Public research funding organizations are placing an increasing emphasis on research data management policies and practices, both within Canada and internationally.
The Canadian Federal government has made a commitment to Open Science in its Open Government 2016-2018 plan, which outlines steps to make the science that supports policy decisions more transparent and accessible to the general public.
Canadian grant agencies' requirements
On March 15, 2021, the Tri-Agency Research Data Management Policy was adopted and will be phased in over the next two years: "... the agencies believe that research data collected through the use of public funds should be responsibly and securely managed and be, where ethical, legal and commercial obligations allow, available for reuse by others."
- Institutional strategies: By March 1, 2023, research institutions subject to this requirement must post their RDM strategies and notify the agencies when they have done so.
- Data management plans: By spring 2022, the agencies will identify an initial set of funding opportunities that will be subject to the data management plan requirement.

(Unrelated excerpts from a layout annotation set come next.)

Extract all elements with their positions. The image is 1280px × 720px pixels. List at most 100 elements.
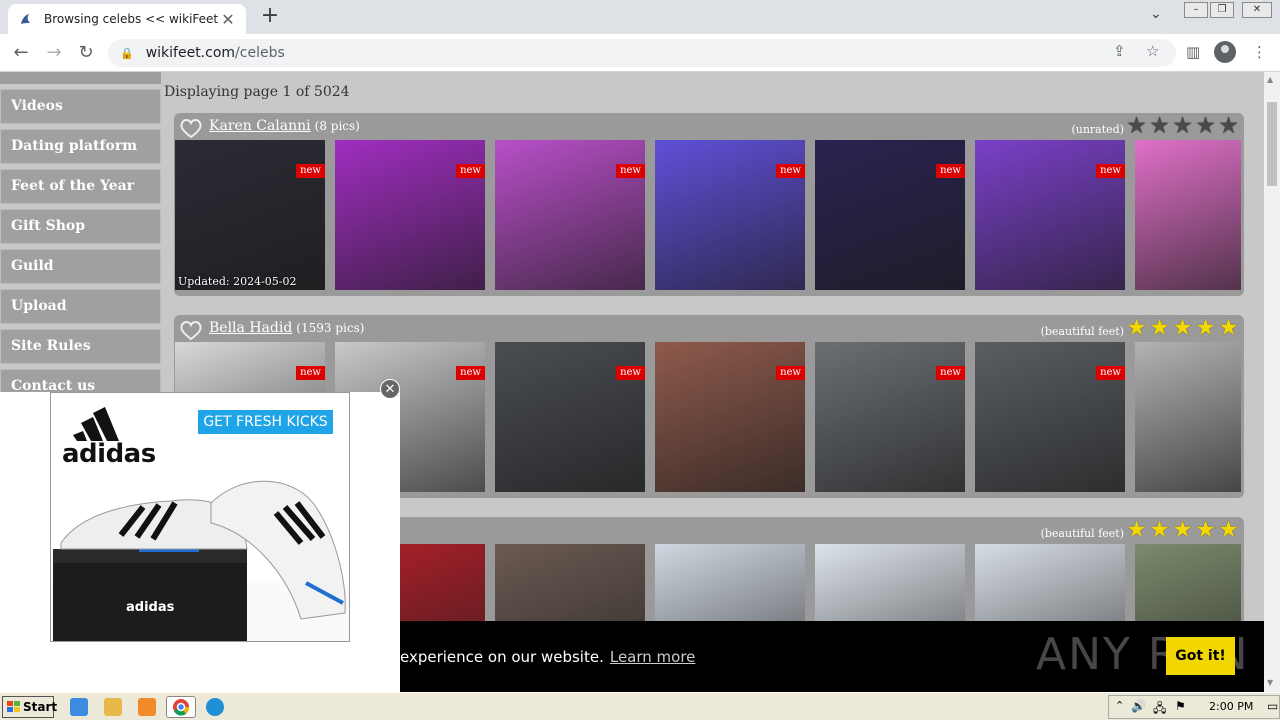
rating-label: (beautiful feet) (1040, 527, 1124, 540)
celeb-photo-thumbnail[interactable]: new (975, 342, 1125, 492)
celeb-photo-thumbnail[interactable] (1135, 342, 1241, 492)
tab-search-chevron-icon[interactable]: ⌄ (1150, 6, 1162, 22)
lock-icon: 🔒 (120, 46, 134, 60)
celeb-photo-thumbnail[interactable]: new (655, 342, 805, 492)
media-player-icon[interactable] (138, 698, 156, 716)
star-icon[interactable]: ★ (1125, 317, 1148, 340)
reload-icon[interactable]: ↻ (75, 42, 97, 64)
star-icon[interactable]: ★ (1194, 115, 1217, 138)
adidas-ad[interactable]: adidas GET FRESH KICKS adidas (50, 392, 350, 642)
celeb-photo-thumbnail[interactable]: new (975, 140, 1125, 290)
sidebar-item-guild[interactable]: Guild (0, 249, 161, 284)
new-badge: new (616, 366, 645, 380)
side-panel-icon[interactable]: ▥ (1186, 43, 1200, 61)
celeb-card: Karen Calanni (8 pics) (unrated) ★ ★ ★ ★ ★ ne… (174, 113, 1244, 296)
learn-more-link[interactable]: Learn more (610, 648, 696, 666)
favorite-heart-icon[interactable] (179, 117, 203, 139)
cookie-message: experience on our website. (400, 648, 604, 666)
star-icon[interactable]: ★ (1171, 115, 1194, 138)
ad-cta-button[interactable]: GET FRESH KICKS (198, 410, 333, 434)
celeb-name-link[interactable]: Bella Hadid (1593 pics) (209, 320, 364, 336)
restore-button[interactable]: ❐ (1210, 2, 1234, 18)
celeb-photo-thumbnail[interactable]: new (655, 140, 805, 290)
star-icon[interactable]: ★ (1148, 519, 1171, 542)
new-badge: new (936, 164, 965, 178)
page-count-text: Displaying page 1 of 5024 (164, 84, 350, 100)
profile-avatar-icon[interactable] (1214, 41, 1236, 63)
star-icon[interactable]: ★ (1194, 519, 1217, 542)
share-icon[interactable]: ⇪ (1113, 42, 1126, 60)
favorite-heart-icon[interactable] (179, 319, 203, 341)
menu-kebab-icon[interactable]: ⋮ (1252, 43, 1267, 61)
star-rating[interactable]: ★ ★ ★ ★ ★ (1125, 317, 1240, 340)
star-icon[interactable]: ★ (1217, 115, 1240, 138)
start-label: Start (23, 700, 58, 714)
browser-tab[interactable]: Browsing celebs << wikiFeet ✕ (8, 4, 246, 34)
celeb-photo-thumbnail[interactable]: new (495, 342, 645, 492)
windows-taskbar: Start ⌃ 🔊 🖧 ⚑ ▭ 2:00 PM (0, 692, 1280, 720)
back-arrow-icon[interactable]: ← (10, 42, 32, 64)
ie-icon[interactable] (70, 698, 88, 716)
show-desktop-icon[interactable]: ▭ (1267, 699, 1278, 713)
tray-expand-icon[interactable]: ⌃ (1115, 699, 1124, 712)
chrome-taskbar-button[interactable] (166, 696, 196, 718)
cookie-banner: experience on our website. Learn more ANY… (400, 621, 1264, 692)
star-rating[interactable]: ★ ★ ★ ★ ★ (1125, 115, 1240, 138)
minimize-button[interactable]: – (1184, 2, 1208, 18)
start-button[interactable]: Start (2, 696, 58, 718)
vertical-scrollbar[interactable]: ▲ ▼ (1264, 72, 1280, 692)
tab-title: Browsing celebs << wikiFeet (44, 12, 219, 26)
sidebar-top-item[interactable] (0, 72, 161, 84)
system-tray: ⌃ 🔊 🖧 ⚑ ▭ (1108, 695, 1280, 719)
sneaker-image: adidas (51, 480, 349, 641)
celeb-photo-thumbnail[interactable]: new (815, 140, 965, 290)
browser-toolbar: ← → ↻ 🔒 wikifeet.com/celebs ⇪ ☆ ▥ ⋮ (0, 34, 1280, 72)
star-rating[interactable]: ★ ★ ★ ★ ★ (1125, 519, 1240, 542)
star-icon[interactable]: ★ (1171, 317, 1194, 340)
volume-icon[interactable]: 🔊 (1131, 699, 1146, 713)
cookie-accept-button[interactable]: Got it! (1166, 637, 1235, 675)
celeb-photo-thumbnail[interactable]: new (335, 140, 485, 290)
bookmark-star-icon[interactable]: ☆ (1146, 42, 1159, 60)
network-icon[interactable]: 🖧 (1153, 699, 1166, 720)
celeb-photo-thumbnail[interactable]: new Updated: 2024-05-02 (175, 140, 325, 290)
explorer-folder-icon[interactable] (104, 698, 122, 716)
star-icon[interactable]: ★ (1125, 519, 1148, 542)
chrome-icon (173, 699, 190, 716)
new-badge: new (1096, 164, 1125, 178)
scroll-up-arrow-icon[interactable]: ▲ (1267, 75, 1273, 84)
sidebar-item-upload[interactable]: Upload (0, 289, 161, 324)
window-close-button[interactable]: ✕ (1242, 2, 1272, 18)
action-center-flag-icon[interactable]: ⚑ (1175, 699, 1186, 713)
new-badge: new (296, 164, 325, 178)
adidas-logo-icon (73, 407, 119, 441)
star-icon[interactable]: ★ (1171, 519, 1194, 542)
star-icon[interactable]: ★ (1148, 115, 1171, 138)
ad-close-button[interactable]: ✕ (380, 379, 400, 399)
celeb-photo-thumbnail[interactable]: new (495, 140, 645, 290)
new-badge: new (776, 366, 805, 380)
star-icon[interactable]: ★ (1217, 519, 1240, 542)
new-badge: new (616, 164, 645, 178)
new-tab-button[interactable]: + (258, 5, 282, 29)
celeb-photo-thumbnail[interactable] (1135, 140, 1241, 290)
star-icon[interactable]: ★ (1148, 317, 1171, 340)
scroll-down-arrow-icon[interactable]: ▼ (1267, 678, 1273, 687)
tab-close-icon[interactable]: ✕ (220, 10, 236, 29)
sidebar-item-gift-shop[interactable]: Gift Shop (0, 209, 161, 244)
sidebar-item-feet-of-the-year[interactable]: Feet of the Year (0, 169, 161, 204)
new-badge: new (456, 164, 485, 178)
scrollbar-thumb[interactable] (1267, 102, 1277, 186)
sidebar-item-site-rules[interactable]: Site Rules (0, 329, 161, 364)
star-icon[interactable]: ★ (1125, 115, 1148, 138)
forward-arrow-icon[interactable]: → (43, 42, 65, 64)
star-icon[interactable]: ★ (1194, 317, 1217, 340)
celeb-name-link[interactable]: Karen Calanni (8 pics) (209, 118, 360, 134)
edge-icon[interactable] (206, 698, 224, 716)
sidebar-item-dating-platform[interactable]: Dating platform (0, 129, 161, 164)
star-icon[interactable]: ★ (1217, 317, 1240, 340)
address-bar[interactable]: 🔒 wikifeet.com/celebs (108, 39, 1176, 67)
taskbar-clock: 2:00 PM (1209, 700, 1254, 713)
sidebar-item-videos[interactable]: Videos (0, 89, 161, 124)
celeb-photo-thumbnail[interactable]: new (815, 342, 965, 492)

Before this, the agencies will pilot the requirement in targeted funding opportunities.
- Data deposit: After reviewing the institutional RDM strategies, and in line with the readiness of the Canadian research community, the agencies will phase in the deposit requirement.
For further information about the policy, see our page of Frequently Asked Questions.

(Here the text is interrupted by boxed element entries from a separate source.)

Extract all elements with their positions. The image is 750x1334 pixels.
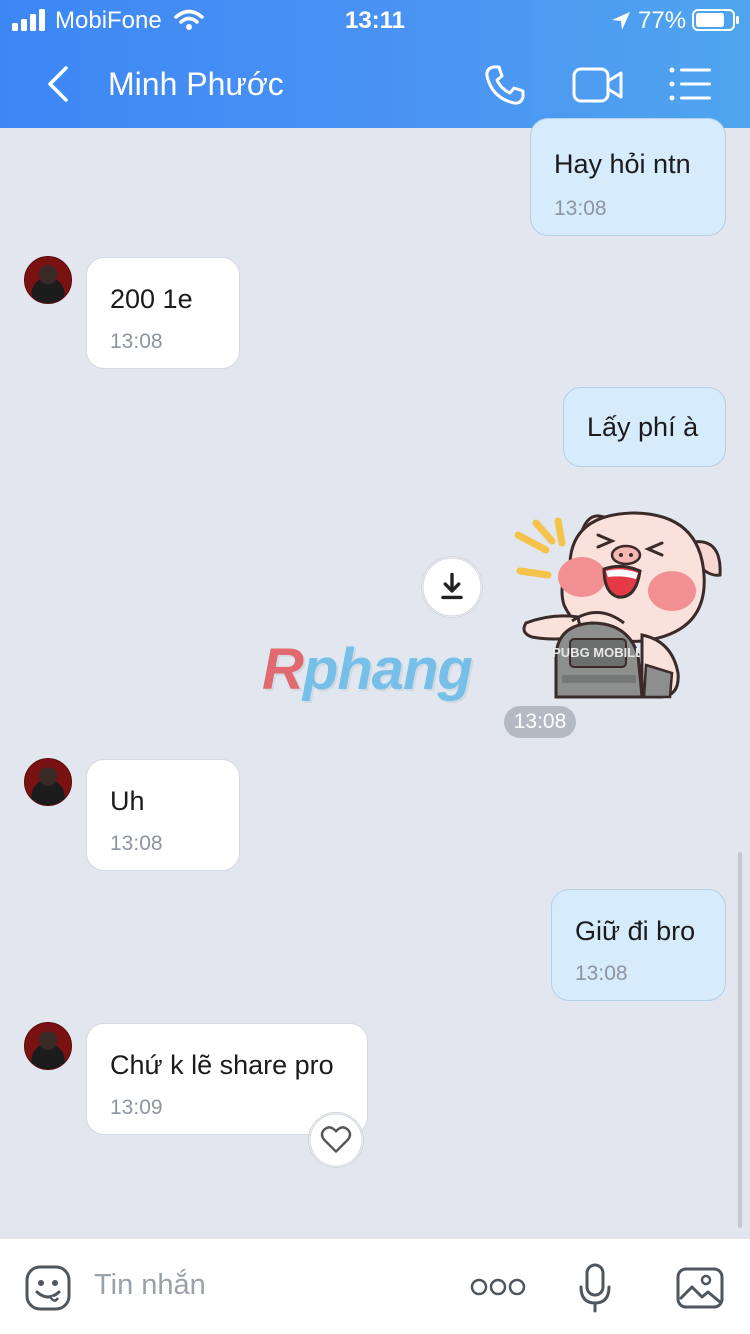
- message-text: Uh: [110, 786, 145, 816]
- message-time: 13:08: [575, 962, 628, 985]
- pig-sticker[interactable]: PUBG MOBILE: [512, 505, 732, 705]
- message-time: 13:08: [554, 197, 607, 220]
- message-text: 200 1e: [110, 284, 193, 314]
- message-composer: Tin nhắn: [0, 1238, 750, 1334]
- message-text: Hay hỏi ntn: [554, 149, 691, 179]
- status-bar: MobiFone 13:11 77%: [0, 0, 750, 44]
- sticker-text: PUBG MOBILE: [552, 645, 644, 660]
- message-time: 13:08: [110, 330, 163, 353]
- heart-icon[interactable]: [308, 1112, 364, 1168]
- message-bubble-outgoing[interactable]: Hay hỏi ntn 13:08: [530, 118, 726, 236]
- message-text: Giữ đi bro: [575, 916, 696, 946]
- message-bubble-outgoing[interactable]: Lấy phí à: [563, 387, 726, 467]
- download-icon[interactable]: [421, 556, 483, 618]
- location-icon: [612, 12, 630, 30]
- watermark: Rphang: [262, 637, 473, 702]
- avatar[interactable]: [24, 758, 72, 806]
- message-time: 13:09: [110, 1096, 163, 1119]
- message-text: Lấy phí à: [587, 412, 699, 442]
- mic-icon[interactable]: [578, 1263, 612, 1313]
- message-time: 13:08: [110, 832, 163, 855]
- sticker-time: 13:08: [504, 706, 576, 738]
- scrollbar[interactable]: [738, 852, 742, 1228]
- avatar[interactable]: [24, 1022, 72, 1070]
- battery-percent: 77%: [638, 7, 687, 34]
- chat-header: MobiFone 13:11 77% Minh Phước: [0, 0, 750, 128]
- message-bubble-incoming[interactable]: Uh 13:08: [86, 759, 240, 871]
- back-button[interactable]: [40, 64, 76, 104]
- avatar[interactable]: [24, 256, 72, 304]
- phone-icon[interactable]: [484, 64, 526, 106]
- message-bubble-incoming[interactable]: 200 1e 13:08: [86, 257, 240, 369]
- more-icon[interactable]: [470, 1277, 526, 1297]
- battery-icon: [692, 9, 739, 31]
- message-text: Chứ k lẽ share pro: [110, 1050, 334, 1080]
- message-input[interactable]: Tin nhắn: [94, 1269, 206, 1302]
- emoji-icon[interactable]: [24, 1264, 72, 1312]
- image-icon[interactable]: [676, 1267, 724, 1309]
- message-bubble-outgoing[interactable]: Giữ đi bro 13:08: [551, 889, 726, 1001]
- contact-name[interactable]: Minh Phước: [108, 66, 284, 103]
- menu-icon[interactable]: [668, 66, 712, 102]
- video-call-icon[interactable]: [572, 66, 624, 104]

The Social Sciences and Humanities Research Council (SSHRC) requires that all "research data collected with the use of SSHRC funds must be preserved and made available for use by others within a reasonable period of time." SSHRC considers "a reasonable period" to be within two years of the completion of the research project for which the data was collected.

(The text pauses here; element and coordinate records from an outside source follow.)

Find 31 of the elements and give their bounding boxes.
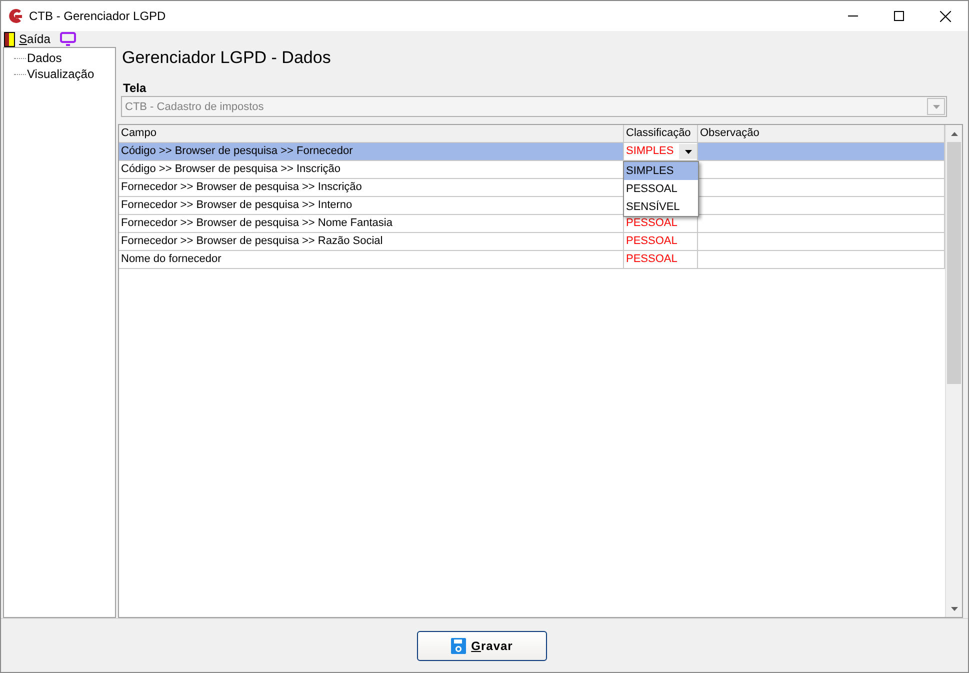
page-heading: Gerenciador LGPD - Dados [122, 49, 332, 69]
field-label: Tela [123, 81, 148, 95]
tree-item[interactable]: Dados [27, 51, 62, 65]
caret-icon [932, 104, 940, 108]
save-button[interactable]: Gravar [417, 630, 547, 660]
table-row[interactable]: Código >> Browser de pesquisa >> Fornecedor SIMPLES [119, 143, 945, 161]
door-icon [4, 32, 15, 46]
maximize-icon [894, 11, 904, 21]
table-cell: Nome do fornecedor [119, 251, 624, 268]
table-cell: Fornecedor >> Browser de pesquisa >> Razão Social [119, 233, 624, 250]
monitor-button[interactable] [60, 31, 76, 47]
table-row[interactable]: Fornecedor >> Browser de pesquisa >> Razão Social PESSOAL [119, 233, 945, 251]
monitor-icon [60, 32, 76, 46]
classification-dropdown[interactable]: SIMPLES [624, 143, 697, 160]
caret-icon [684, 150, 692, 154]
exit-menu-item[interactable]: Saída [4, 31, 50, 47]
dropdown-option[interactable]: PESSOAL [624, 180, 698, 198]
tree-item[interactable]: Visualização [27, 67, 94, 81]
table-row[interactable]: Nome do fornecedor PESSOAL [119, 251, 945, 269]
dropdown-option[interactable]: SIMPLES [624, 162, 698, 180]
column-header[interactable]: Classificação [624, 125, 698, 142]
table-cell: PESSOAL [624, 251, 698, 268]
app-logo-icon [7, 8, 23, 24]
scroll-down-icon [950, 606, 958, 610]
window-title: CTB - Gerenciador LGPD [29, 9, 167, 23]
dropdown-option[interactable]: SENSÍVEL [624, 198, 698, 216]
close-icon [940, 10, 950, 22]
vertical-scrollbar[interactable] [945, 125, 962, 617]
scroll-up-icon [950, 132, 958, 136]
table-cell: PESSOAL [624, 233, 698, 250]
column-header[interactable]: Campo [119, 125, 624, 142]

The Canadian Institutes of Health Research similarly requires the deposit of non-sensitive data within 12 months of publication.
Projects funded by Genome Canada must share data and resources in a "timely fashion" with no restrictions, with appropriate exceptions.
Simon Fraser University:
Simon Fraser University is committed to making accessible and preserving the products of research with the broadest possible community, including other scholars, practitioners, policymakers, and the public at large. To this end, research data will be managed in accordance with the principles outlined in the draft SFU Research Data Management principles.
International funding agencies' requirements
National Institutes of Health (NIH)
National Science Foundation (NSF)
Michael Smith Foundation for Health Research (MSFHR)
Horizon 2020 (Research funding in the European Commission)
The Wellcome Trust (UK)
Journal publishers' requirements
Instructions for authors or author guidelines often specify data sharing policies of each publication. Examples include Nature, Springer Nature, PLOS, and Wiley. These requirements typically include making all supporting datasets openly available without restrictions when the article is published. A growing number of journal policies related to data and open science are being evaluated along specific Transparency and Openness Promotion (TOP) Guidelines created by the Center for Open Science.